Interesting that it is geared towards the wrong doing of the adoptee, possibly a traumatised desperate child and does not look at any possible wrong doing of the adopter.Did she have unrealistic expectations of adoption or the adoptee? Was she adequately and honestly prepared and briefed?What was her behaviour and treatment of the adoptee and how was it different from how she treated the biological children? And so on and on.......

DannieA said...

the article left out any conversation about RAD (Reactive Attachment Disorder)

I don't think it's anything wrong on the adoptee or the family...I think the media and people automatically assumes that with older child adoption..."love" sometimes doesn't isn't the fairy tale answer.

Mirah Riben said...


Sorry I didn't know you were at the conference. Would have liked to say hello!

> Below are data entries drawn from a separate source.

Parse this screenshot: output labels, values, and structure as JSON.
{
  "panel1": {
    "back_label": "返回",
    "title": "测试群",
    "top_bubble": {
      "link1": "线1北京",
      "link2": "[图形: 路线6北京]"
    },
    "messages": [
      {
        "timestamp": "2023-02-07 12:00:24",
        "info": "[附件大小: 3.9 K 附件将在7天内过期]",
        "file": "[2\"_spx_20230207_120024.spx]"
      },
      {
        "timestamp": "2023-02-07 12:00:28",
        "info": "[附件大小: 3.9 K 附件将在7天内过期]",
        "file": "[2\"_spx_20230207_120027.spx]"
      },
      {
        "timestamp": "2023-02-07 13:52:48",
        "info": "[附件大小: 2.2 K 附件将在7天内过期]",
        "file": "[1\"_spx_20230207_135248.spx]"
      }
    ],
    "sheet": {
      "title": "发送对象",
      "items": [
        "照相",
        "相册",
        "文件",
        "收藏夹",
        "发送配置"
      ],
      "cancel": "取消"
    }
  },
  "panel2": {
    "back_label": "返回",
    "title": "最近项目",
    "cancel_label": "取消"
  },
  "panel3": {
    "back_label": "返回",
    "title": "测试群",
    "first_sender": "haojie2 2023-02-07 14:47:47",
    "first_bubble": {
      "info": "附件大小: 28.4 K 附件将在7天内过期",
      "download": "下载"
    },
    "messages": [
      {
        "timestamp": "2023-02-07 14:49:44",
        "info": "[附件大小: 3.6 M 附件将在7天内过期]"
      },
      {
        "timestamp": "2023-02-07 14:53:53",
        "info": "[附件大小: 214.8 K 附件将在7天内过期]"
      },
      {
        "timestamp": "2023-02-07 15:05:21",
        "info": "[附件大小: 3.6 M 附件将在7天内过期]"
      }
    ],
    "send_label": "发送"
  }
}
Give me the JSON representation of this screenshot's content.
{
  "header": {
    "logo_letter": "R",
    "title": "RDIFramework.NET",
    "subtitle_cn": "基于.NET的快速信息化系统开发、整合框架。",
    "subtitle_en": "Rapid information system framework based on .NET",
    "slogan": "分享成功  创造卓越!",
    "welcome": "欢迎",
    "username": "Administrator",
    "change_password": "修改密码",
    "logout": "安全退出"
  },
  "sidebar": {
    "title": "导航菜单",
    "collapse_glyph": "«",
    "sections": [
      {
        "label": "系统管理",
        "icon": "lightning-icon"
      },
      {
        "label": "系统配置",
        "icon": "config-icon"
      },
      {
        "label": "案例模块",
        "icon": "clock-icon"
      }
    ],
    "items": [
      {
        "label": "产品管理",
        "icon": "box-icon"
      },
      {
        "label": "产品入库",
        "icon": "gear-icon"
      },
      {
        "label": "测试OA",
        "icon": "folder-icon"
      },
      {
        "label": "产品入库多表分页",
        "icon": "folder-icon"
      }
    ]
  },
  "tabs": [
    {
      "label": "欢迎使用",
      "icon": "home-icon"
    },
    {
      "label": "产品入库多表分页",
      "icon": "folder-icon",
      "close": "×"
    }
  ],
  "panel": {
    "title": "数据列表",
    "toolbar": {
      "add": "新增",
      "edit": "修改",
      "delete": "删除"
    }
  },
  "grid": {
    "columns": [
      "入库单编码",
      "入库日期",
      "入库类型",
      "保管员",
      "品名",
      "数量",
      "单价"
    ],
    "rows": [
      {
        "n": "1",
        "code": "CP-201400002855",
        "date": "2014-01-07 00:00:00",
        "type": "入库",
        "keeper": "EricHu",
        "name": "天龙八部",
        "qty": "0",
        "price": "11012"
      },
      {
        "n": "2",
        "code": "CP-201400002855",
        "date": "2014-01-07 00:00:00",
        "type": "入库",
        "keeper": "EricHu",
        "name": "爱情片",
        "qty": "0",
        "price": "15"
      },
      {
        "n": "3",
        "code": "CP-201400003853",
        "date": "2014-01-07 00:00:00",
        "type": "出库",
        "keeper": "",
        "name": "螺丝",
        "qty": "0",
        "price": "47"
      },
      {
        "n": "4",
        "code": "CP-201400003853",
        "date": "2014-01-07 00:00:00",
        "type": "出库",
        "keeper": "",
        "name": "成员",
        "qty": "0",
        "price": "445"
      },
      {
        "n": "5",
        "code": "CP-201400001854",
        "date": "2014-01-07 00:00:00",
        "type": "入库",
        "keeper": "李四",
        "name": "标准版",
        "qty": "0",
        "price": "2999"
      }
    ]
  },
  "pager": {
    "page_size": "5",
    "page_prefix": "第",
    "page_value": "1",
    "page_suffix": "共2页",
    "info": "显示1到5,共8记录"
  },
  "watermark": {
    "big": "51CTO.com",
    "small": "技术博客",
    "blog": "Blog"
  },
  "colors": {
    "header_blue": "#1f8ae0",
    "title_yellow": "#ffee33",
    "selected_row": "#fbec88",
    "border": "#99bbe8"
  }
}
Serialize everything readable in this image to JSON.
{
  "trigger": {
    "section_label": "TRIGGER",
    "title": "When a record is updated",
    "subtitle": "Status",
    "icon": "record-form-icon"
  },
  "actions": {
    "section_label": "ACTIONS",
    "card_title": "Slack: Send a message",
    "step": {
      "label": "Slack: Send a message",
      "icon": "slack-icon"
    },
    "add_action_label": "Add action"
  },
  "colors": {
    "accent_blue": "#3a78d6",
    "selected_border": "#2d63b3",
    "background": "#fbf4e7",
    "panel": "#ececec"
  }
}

I have blogged about this:

One of the major problems with all news stories is lack of sufficient information. How old was this child when she was adopted? It seems it may have been an older child adoption. Where was she prior to adoption? Was she abused by her original family, foster family, poor institutional care? or was she abused - even subtly or overtly - by her adoptive mother?

While at the conference, I got to see the film, I Love You Mommy, about an 8-year old Chinese girl being made to leave the loving foster family (Mom, Dad and sister) she had lived with most all of her life, to be taken of by total strangers - having never even seen a non-Chinese before!

Her trauma is palpable as she is expected to accept this stranger immediately as "Mommy." She is forced to suddenly be immersed in total English language and forgets all of her Chinese within 18 months to the point that she is then unable to communicate any longer with her foster sister expect through translators.

It was very painful for me to watch. It felt to me like abuse. Some may see the end justifying it all, I do not. Point is, do we know if this young Mexican girl was torn from siblings? Do we know how it feels to be her? How angry he might at those who took her from all she has known?

It amazes me how in contested adoption - such as the one currently in the headlines involving Grayson - we hear outcries NOt to tear the child from "the only family they have ever known" and yet we do it all the time to children identified as "orphans" and praise it!!

Doe sit not feel the same tot he child no matter who is doing the pulling away and the tearing from the known tot unknown? Watching it played out in the film was like witnessing a kidnapping...with the kidnappers sometimes dying the child's hair and changing their appearance...only in this case it was the language that was changed to make her "American."

And the adoptive mother, arrives back from 10 days in China and the first thing she says at the airport is how good it is to hear English again, while forcing this child to learn English form DAY ONE in the hotel in China!! Then admonishing her repeatedly in long English sentences: "I cannot help you if you cannot communicate to me what it is you want!" Ir was excruciatingly painful to watch.

My heart is with this Mexican child until we learn the details. A child doesn't do harm like this for no reason...and why did the mother make a police issue of it and not just a matter for family therapy and help for the child??

Susan said...

I found this particular story skewed a bit, too, as if the writer and neighbors were a bit shocked that this child was not simply GRATEFUL to be adopted (I mean, they sent her to PRIVATE SCHOOL). *the upper case words are sarcasm in case it's not clear*

I'm a newspaper editor and so work to eliminate bais in language, so this kind of writing gets me going. And I certainly would have had a lot more questions about the situation, as other writers mentioned.

Katie said...

I'm curious if the little girl really did that or if they pressured her into saying she did. I mean 'trace amounts of arsenic'? Trace? Come on. Arsenic can be found in a lot of things treated with pesticides. Wine, even.

But I'm certainly getting the RAD feeling here. Or at least a deeper issue that should have been looked into before it got this far.

I'm heart broken about how it was made to look.